EghtesadOnline: At the 15th edition of Manama Dialogue on Saturday, Persian Gulf Arab countries exchanged views about how to address differences with Tehran and deescalate regional tensions.
Bahraini Foreign Minister Khalid bin Ahmed Al Khalifa said that Manama is open to work with Iranian leaders and does not advocate a regime change.
"We look forward to working with the Islamic Republic on better terms," he said, stressing that it is also important for Tehran to work with its neighbors.
Bahrain cut all diplomatic ties with Tehran in 2016, citing the latter's alleged interference in its domestic affairs, according to Financial Tribune.

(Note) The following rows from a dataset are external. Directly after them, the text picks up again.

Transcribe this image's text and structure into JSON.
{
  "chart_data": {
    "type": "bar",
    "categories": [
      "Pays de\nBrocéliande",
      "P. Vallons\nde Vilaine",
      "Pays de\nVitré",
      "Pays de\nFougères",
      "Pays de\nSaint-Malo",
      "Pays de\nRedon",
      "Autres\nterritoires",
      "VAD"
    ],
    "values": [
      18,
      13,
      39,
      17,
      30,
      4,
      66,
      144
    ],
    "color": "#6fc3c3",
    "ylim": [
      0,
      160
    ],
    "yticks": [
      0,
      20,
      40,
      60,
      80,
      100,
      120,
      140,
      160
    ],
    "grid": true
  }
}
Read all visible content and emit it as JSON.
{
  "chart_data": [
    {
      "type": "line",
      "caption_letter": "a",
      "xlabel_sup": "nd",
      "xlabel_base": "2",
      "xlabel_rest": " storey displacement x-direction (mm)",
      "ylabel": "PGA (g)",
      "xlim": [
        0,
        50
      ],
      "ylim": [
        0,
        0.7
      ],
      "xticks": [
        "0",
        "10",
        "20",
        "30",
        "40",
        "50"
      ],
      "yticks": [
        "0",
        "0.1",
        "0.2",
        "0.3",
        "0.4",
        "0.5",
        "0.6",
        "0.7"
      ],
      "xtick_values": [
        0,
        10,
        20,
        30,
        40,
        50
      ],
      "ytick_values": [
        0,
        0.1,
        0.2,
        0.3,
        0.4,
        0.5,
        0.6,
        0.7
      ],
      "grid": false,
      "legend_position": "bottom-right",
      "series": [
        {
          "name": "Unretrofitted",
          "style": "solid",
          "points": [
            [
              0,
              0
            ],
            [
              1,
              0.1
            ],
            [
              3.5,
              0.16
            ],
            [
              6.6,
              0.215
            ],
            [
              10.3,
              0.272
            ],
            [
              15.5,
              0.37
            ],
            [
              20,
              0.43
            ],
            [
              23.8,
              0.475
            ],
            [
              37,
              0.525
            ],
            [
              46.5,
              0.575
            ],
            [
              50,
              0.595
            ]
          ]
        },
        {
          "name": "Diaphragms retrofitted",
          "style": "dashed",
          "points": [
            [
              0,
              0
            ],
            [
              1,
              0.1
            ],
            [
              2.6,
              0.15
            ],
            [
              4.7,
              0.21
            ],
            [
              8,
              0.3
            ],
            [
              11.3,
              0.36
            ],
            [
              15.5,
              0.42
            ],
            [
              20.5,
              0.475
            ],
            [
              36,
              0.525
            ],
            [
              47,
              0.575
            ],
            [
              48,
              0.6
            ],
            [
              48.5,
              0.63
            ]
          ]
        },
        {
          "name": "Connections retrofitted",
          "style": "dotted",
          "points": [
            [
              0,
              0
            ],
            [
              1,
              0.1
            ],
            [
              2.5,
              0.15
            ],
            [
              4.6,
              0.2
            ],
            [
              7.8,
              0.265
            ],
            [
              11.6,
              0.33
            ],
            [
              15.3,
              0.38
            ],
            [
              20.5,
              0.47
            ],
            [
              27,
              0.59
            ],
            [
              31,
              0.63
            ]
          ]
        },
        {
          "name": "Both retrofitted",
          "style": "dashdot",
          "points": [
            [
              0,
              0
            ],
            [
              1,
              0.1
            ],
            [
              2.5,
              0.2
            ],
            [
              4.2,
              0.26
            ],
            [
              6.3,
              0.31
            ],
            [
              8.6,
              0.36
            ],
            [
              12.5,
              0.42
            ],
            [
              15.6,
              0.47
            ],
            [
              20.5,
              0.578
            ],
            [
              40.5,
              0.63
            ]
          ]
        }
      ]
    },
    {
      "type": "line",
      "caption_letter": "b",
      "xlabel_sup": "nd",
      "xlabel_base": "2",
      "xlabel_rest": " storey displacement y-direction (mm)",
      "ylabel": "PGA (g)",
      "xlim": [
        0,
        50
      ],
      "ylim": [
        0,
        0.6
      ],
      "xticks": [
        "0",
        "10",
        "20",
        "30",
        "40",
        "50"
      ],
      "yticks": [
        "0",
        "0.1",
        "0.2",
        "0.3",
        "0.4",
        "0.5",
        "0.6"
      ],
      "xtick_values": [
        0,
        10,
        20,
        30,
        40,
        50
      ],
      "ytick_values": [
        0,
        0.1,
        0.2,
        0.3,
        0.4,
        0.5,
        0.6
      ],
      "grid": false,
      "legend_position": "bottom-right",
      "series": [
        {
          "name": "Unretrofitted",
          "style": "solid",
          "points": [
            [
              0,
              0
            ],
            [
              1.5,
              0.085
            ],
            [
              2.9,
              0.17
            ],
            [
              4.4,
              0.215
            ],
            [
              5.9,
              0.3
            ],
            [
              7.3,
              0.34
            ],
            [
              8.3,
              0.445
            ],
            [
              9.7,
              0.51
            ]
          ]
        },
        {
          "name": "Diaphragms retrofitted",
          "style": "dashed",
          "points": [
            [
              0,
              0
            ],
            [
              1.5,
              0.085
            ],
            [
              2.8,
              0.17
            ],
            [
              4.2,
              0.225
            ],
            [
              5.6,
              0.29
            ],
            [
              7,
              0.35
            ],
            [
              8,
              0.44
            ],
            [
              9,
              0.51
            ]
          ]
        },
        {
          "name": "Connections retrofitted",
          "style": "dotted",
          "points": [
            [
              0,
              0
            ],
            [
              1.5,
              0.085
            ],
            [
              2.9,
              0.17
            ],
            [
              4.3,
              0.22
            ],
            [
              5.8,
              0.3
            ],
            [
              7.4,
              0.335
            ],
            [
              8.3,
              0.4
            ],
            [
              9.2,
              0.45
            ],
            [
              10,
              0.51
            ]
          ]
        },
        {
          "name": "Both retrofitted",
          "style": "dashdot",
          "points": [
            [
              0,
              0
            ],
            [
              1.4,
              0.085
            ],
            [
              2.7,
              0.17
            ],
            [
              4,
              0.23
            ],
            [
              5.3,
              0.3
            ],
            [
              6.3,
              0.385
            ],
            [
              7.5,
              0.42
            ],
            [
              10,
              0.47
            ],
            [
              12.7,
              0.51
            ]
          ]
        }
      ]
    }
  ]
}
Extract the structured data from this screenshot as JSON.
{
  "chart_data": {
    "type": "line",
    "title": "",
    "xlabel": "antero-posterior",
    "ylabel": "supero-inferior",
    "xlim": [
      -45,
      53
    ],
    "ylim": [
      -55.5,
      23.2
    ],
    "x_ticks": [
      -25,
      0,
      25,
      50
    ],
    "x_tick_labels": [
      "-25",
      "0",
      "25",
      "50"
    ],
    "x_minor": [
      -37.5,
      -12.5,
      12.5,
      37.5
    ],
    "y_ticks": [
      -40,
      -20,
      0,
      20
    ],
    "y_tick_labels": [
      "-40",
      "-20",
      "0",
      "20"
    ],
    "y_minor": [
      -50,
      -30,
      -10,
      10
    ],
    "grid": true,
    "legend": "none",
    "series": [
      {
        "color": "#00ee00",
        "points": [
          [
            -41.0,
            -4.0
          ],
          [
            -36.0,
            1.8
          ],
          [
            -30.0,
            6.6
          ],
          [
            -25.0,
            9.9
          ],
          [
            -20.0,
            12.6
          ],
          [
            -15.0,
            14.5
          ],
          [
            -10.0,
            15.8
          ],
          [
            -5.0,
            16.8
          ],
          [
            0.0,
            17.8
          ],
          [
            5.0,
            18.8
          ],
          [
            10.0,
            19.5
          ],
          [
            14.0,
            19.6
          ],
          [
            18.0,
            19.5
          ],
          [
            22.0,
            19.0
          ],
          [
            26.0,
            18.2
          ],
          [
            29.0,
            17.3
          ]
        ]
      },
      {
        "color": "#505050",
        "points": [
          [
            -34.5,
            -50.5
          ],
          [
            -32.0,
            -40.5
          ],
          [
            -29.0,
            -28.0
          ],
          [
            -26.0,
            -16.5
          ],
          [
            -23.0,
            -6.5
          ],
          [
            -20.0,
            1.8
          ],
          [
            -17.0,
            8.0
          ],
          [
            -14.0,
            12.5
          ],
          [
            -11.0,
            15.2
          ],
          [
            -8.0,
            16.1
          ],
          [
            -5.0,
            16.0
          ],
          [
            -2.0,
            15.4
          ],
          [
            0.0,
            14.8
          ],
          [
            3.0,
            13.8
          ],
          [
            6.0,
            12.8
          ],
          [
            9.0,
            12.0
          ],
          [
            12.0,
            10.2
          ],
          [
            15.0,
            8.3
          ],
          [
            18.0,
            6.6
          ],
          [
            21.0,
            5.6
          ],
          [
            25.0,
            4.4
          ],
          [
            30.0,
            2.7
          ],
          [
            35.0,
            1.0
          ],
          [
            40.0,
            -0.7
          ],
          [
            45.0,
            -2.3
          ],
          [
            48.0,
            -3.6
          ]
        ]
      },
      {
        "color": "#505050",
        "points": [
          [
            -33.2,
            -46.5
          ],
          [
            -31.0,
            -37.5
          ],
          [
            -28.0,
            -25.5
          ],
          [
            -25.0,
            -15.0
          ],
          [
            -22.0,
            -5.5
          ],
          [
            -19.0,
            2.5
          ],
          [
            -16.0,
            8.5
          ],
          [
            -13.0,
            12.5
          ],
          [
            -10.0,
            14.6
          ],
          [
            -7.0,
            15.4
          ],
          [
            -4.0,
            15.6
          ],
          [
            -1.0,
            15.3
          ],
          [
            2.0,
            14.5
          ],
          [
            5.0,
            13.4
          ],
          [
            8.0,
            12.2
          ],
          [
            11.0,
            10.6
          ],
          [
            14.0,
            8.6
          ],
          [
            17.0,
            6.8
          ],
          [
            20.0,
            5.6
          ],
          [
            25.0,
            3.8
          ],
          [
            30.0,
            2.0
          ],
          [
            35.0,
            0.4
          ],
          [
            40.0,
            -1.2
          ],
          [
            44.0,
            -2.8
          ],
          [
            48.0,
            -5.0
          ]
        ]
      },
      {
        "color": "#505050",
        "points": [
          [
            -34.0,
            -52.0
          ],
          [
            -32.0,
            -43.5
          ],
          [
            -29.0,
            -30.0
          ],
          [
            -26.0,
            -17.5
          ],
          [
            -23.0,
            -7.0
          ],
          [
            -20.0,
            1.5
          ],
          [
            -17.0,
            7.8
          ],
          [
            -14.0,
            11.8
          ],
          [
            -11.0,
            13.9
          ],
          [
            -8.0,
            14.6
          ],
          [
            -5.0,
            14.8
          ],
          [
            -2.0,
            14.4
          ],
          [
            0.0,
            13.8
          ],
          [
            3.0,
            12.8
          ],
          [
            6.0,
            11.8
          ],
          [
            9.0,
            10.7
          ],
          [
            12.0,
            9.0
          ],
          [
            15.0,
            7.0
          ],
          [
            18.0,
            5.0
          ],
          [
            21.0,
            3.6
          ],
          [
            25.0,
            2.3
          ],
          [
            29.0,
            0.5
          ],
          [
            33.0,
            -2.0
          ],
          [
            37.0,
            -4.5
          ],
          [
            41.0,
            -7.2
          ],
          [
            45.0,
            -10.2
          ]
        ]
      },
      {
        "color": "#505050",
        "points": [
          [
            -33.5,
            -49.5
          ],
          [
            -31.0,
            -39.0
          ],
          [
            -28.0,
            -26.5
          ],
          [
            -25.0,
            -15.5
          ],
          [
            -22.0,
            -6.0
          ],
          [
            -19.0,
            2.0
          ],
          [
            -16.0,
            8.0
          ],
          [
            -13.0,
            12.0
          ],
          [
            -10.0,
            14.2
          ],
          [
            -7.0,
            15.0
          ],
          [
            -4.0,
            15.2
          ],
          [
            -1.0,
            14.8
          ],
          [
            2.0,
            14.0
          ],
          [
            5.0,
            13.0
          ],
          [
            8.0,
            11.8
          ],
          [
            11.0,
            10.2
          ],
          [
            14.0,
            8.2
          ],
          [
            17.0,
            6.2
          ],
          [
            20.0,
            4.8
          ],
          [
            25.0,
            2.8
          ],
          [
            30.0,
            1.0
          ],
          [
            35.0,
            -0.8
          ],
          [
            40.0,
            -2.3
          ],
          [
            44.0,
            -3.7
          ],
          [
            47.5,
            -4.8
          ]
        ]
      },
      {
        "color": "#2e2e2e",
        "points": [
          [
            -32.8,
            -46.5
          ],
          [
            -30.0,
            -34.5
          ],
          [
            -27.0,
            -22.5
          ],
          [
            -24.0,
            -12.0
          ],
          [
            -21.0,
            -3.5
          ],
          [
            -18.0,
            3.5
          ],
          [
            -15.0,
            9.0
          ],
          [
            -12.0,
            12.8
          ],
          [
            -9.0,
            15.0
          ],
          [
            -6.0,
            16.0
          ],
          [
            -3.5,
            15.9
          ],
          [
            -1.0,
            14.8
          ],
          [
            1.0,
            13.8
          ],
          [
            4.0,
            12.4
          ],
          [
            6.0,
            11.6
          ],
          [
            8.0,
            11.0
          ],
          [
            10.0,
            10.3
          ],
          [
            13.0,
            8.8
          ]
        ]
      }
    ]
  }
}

Al Khalifa said the way forward is a better deal with Iran in place of its 2015 nuclear accord with the world powers.
Formally called the Joint Comprehensive Plan of Action, the nuclear deal placed curbs on Iran's nuclear activities in return for the lifting of international sanctions.
US President Donald Trump, however, withdrew from it last year, arguing that a more comprehensive deal was needed to cover all areas of western concern, including Iran's missile program and regional activity.
Echoing Trump's view, Al Khalifa said the new deal should "stop Iran from acquiring nuclear weapons and stop its missile programs and halt its regional hegemony".
Tehran says its nuclear program has no military aspects and is only for civilian purposes. It also says its presence in some regional states is at the request of their governments to help address security issues.
UAE Minister of State for Foreign Affairs Anwar Gargash, who also spoke at the event, stressed the need to "resolve the Iranian ballistic missile [issue] through joint regional diplomatic efforts", the Egyptian newspaper Youm7 reported.
He had earlier said in a speech in Abu Dhabi that Iran needs to engage in international talks over a new deal that would deescalate regional tensions and revive its economy.
Saudi Minister of State for Foreign Affairs Adel Jubeir also said during the Manama conference that the kingdom is not against dialogue with Tehran, although the two countries' relations have been strained for a few years.
Riyadh blames Iran for the Sept. 14 drone attacks on its Aramco oil facilities and Jubeir called for deterrence to prevent the repetition of such attacks, the National reported.
Tehran denies being behind the assault that has been claimed by the Yemeni Houthi fighters.
Iran has declared that it is open to dialogue with other countries, but has stressed that its missile program is non-negotiable because it is solely defensive in nature.
French Assault on US Mideast Policy
French Defense Minister Florence Parly took aim at “the gradual US disengagement” in the Middle East and said its failure to respond to “provocations” blamed on Iran set off a dangerous chain of events, AFP reported.
Since May, tensions in the Persian Gulf have increased with attacks against tankers and a US drone being downed besides the strikes on Saudi oil facilities.
Iran took responsibility of the US drone attack, saying it violated Iranian airspace, but denies involvement in any other incident in the region.
Despite the attacks on its Saudi ally and having one of its own drones shot down, the United States has avoided retaliation.
An arch-foe of the US, Iran maintains that the American presence in the region brings all but security, calling for cooperation among Persian Gulf countries to ensure stability without foreign intervention.
The Manama Dialogue is held in Bahrain annually and sees global heads of state and high-ranking ministers discuss defense and political issues related to the Middle East.